Digging for mining accountability

Local high school students are demanding accountability in Canadian mining operations abroad, despite Ottawa denying a bill that would do just that.

With the recent defeat of the mining accountability bill sponsored by Liberal MP John McKay, students at Pope John Paul II Catholic Secondary School say they aren’t giving up their efforts. Instead they plan to continue an ongoing campaign that ensures human rights and environmental standards are kept with Canadian mining companies overseas.

“I’m disappointed with the results, but this is just the beginning for us, not the end,” said Abirami Shanmugaratnam, a Grade 12 student at Pope John Paul II.

Over the past year, a small group of students took the lead in a mining campaign at Pope, encouraging the signing of 1,600 postcards by their peers and community.

The postcard drive was part of a larger campaign run by Development and Peace, a Catholic charity that managed to deliver 500,000 cards from across Canada to Parliament Hill in support of mining accountability.

“I remember dragging all these cards to the postbox and dumping them in, hoping that someone would take notice,” said Stephanie Silliker, Pope teacher and facilitator for the school’s mining campaign.

Which is exactly what the Scarborough-Guildwood MP, McKay did.

“The kids at Pope John Paul were some of our first big supporters for the bill, their cards got my attention” McKay said.

Getting more involved in the democratic process, students petitioned MP’s who opposed the bill and had talks with McKay at the school to build awareness.

Mining first became an important issue to many of the students when they traveled on a class trip to Mexico last February, witnessing firsthand the impacts from Canadian companies.

“It really opened my eyes to what was happening in other parts of the world and how other people are suffering because of our actions in Canada,” Shanmugaratnam said.

The majority of mining companies overseas involved in gold, copper and coal operations are Canadian companies.

In a leaked report in 2009, Canadian mining operations were found to be involved in four times as many violations as mining from other countries, according to Toronto-based Prospectors and Developers Association of Canada.
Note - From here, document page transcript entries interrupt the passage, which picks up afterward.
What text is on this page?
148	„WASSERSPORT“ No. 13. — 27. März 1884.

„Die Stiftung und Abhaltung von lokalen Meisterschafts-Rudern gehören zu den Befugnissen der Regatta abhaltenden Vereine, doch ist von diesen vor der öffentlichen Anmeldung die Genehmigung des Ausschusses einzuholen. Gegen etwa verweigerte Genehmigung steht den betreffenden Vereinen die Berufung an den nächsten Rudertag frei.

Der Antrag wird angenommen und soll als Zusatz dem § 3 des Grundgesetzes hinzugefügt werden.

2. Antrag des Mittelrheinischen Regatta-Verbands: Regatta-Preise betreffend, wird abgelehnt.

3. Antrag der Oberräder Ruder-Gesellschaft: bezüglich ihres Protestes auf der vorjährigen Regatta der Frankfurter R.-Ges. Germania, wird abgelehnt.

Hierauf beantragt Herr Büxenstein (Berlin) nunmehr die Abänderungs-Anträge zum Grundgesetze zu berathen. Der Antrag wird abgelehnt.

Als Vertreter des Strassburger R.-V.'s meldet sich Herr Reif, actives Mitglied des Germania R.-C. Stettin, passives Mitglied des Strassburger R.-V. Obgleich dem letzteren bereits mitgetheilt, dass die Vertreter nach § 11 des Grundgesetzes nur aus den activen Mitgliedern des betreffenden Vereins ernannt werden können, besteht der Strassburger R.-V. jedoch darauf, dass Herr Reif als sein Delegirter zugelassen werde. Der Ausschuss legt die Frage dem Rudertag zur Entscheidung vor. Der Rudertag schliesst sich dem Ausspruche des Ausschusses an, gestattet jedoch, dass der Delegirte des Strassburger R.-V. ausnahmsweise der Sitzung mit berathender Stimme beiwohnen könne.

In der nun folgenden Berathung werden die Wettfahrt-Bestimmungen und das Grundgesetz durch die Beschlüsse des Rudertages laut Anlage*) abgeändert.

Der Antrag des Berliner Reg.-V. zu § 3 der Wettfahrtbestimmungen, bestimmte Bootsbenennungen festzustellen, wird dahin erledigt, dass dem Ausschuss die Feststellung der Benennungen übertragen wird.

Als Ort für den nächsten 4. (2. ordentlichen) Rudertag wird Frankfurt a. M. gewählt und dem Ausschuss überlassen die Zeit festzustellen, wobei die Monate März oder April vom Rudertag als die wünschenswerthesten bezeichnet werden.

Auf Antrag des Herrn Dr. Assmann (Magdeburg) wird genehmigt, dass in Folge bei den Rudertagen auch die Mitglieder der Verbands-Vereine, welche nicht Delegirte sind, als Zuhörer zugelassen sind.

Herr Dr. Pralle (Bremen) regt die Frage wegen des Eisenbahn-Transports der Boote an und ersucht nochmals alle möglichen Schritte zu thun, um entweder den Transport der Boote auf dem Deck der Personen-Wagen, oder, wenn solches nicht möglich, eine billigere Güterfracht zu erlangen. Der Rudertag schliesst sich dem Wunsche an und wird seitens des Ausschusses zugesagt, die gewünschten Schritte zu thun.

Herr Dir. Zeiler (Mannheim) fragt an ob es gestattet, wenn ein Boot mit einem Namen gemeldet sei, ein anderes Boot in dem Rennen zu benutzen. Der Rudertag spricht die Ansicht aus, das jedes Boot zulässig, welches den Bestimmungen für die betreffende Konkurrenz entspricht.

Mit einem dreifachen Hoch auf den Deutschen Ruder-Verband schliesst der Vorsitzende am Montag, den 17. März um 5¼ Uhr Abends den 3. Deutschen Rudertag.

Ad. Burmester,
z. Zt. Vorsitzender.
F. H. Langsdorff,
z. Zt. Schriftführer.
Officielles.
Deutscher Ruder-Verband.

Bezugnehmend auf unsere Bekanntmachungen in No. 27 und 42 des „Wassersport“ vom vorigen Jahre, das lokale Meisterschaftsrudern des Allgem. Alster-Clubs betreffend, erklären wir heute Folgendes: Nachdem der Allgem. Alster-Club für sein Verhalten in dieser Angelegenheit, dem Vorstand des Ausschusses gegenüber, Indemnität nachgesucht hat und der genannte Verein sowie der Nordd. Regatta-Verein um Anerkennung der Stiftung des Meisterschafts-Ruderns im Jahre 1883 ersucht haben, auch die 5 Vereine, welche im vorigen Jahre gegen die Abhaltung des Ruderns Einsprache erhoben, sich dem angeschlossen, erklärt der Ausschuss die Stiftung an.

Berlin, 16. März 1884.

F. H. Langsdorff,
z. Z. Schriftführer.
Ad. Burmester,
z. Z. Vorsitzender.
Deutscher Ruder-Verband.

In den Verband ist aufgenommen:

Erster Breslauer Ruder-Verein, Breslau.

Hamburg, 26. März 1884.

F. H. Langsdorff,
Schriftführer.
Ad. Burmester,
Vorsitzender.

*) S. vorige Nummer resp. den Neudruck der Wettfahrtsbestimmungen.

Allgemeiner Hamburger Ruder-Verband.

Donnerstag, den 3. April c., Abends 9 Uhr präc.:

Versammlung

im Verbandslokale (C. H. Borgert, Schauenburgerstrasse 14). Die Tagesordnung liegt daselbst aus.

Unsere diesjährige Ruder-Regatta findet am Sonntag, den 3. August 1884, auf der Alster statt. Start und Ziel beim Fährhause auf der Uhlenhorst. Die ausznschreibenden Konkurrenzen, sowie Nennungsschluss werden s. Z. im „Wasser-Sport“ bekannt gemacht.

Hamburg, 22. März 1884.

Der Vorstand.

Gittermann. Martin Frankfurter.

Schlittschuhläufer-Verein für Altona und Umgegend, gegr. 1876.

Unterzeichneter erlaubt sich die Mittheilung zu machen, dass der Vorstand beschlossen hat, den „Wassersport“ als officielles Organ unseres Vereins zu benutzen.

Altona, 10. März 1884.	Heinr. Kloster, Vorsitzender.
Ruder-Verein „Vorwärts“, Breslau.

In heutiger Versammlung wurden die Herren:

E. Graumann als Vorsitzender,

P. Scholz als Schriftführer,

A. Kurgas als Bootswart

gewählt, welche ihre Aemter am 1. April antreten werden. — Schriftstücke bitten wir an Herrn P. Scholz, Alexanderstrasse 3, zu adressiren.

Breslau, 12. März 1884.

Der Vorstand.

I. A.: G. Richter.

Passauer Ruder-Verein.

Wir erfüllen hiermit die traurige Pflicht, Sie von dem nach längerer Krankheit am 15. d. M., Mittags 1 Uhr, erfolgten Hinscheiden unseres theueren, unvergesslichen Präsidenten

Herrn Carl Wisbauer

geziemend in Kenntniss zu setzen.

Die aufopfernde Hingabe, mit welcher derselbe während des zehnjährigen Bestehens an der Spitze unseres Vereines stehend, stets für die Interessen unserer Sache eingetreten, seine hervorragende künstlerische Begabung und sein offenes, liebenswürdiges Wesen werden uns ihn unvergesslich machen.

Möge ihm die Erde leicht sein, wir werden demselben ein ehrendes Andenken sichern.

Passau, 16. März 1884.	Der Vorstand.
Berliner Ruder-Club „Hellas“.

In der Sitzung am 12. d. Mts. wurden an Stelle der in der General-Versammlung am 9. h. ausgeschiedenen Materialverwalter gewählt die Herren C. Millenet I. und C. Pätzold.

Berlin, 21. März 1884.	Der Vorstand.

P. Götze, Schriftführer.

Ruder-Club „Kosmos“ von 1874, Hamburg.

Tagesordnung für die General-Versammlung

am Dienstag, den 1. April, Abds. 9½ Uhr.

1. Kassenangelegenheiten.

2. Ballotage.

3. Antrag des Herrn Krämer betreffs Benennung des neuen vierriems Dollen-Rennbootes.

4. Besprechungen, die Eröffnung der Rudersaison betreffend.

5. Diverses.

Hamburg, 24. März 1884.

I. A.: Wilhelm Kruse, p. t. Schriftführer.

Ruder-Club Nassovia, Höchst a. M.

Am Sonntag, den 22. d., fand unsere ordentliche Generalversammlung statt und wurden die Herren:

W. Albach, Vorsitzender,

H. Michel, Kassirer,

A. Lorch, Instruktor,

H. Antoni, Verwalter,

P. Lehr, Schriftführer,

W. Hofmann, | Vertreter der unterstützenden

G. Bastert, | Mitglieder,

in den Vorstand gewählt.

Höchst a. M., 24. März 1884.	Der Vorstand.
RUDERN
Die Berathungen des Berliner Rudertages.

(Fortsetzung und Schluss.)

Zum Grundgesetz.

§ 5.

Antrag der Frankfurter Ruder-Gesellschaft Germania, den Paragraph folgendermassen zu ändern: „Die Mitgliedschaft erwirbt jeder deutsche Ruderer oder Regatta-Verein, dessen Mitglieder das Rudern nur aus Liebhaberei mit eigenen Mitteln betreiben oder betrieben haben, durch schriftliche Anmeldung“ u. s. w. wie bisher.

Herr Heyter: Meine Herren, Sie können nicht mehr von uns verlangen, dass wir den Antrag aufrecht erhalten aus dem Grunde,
The abuses from Canadian companies include cultural and environmental disruptions to host communities, as well as physical violence, said the PDAC report.

McKay’s mining bill, Bill C-300, attempted to change this by ensuring accountability in the mining sector. The bill intended to cut Canadian taxpayer dollars to mining companies found guilty in violating international standards.

But not everyone agrees Bill C-300 was necessary.

“Canadian companies adhere to corporate social responsibility standards and have a track record that’s among the best in the world,” said international trade minister Peter Van Loan.

He said he’s pleased the bill was defeated because it would have put thousands of jobs at risk.

But the students at Pope John Paul II want the bill to see another day. They hope the bill will be rewritten and pass through Parliament in the next few years, Shanmugaratnam said.

Which is what McKay plans to do next. Going forward, McKay wants to put together a more comprehensive bill than Bill C-300, including ensuring corporate responsibility abroad through legal ramifications within Canada.

Till then, staff said the school and the students would provide on-going support till the bill passes.

“Despite the bill’s defeat, the students are soldiering on,” Silliker said.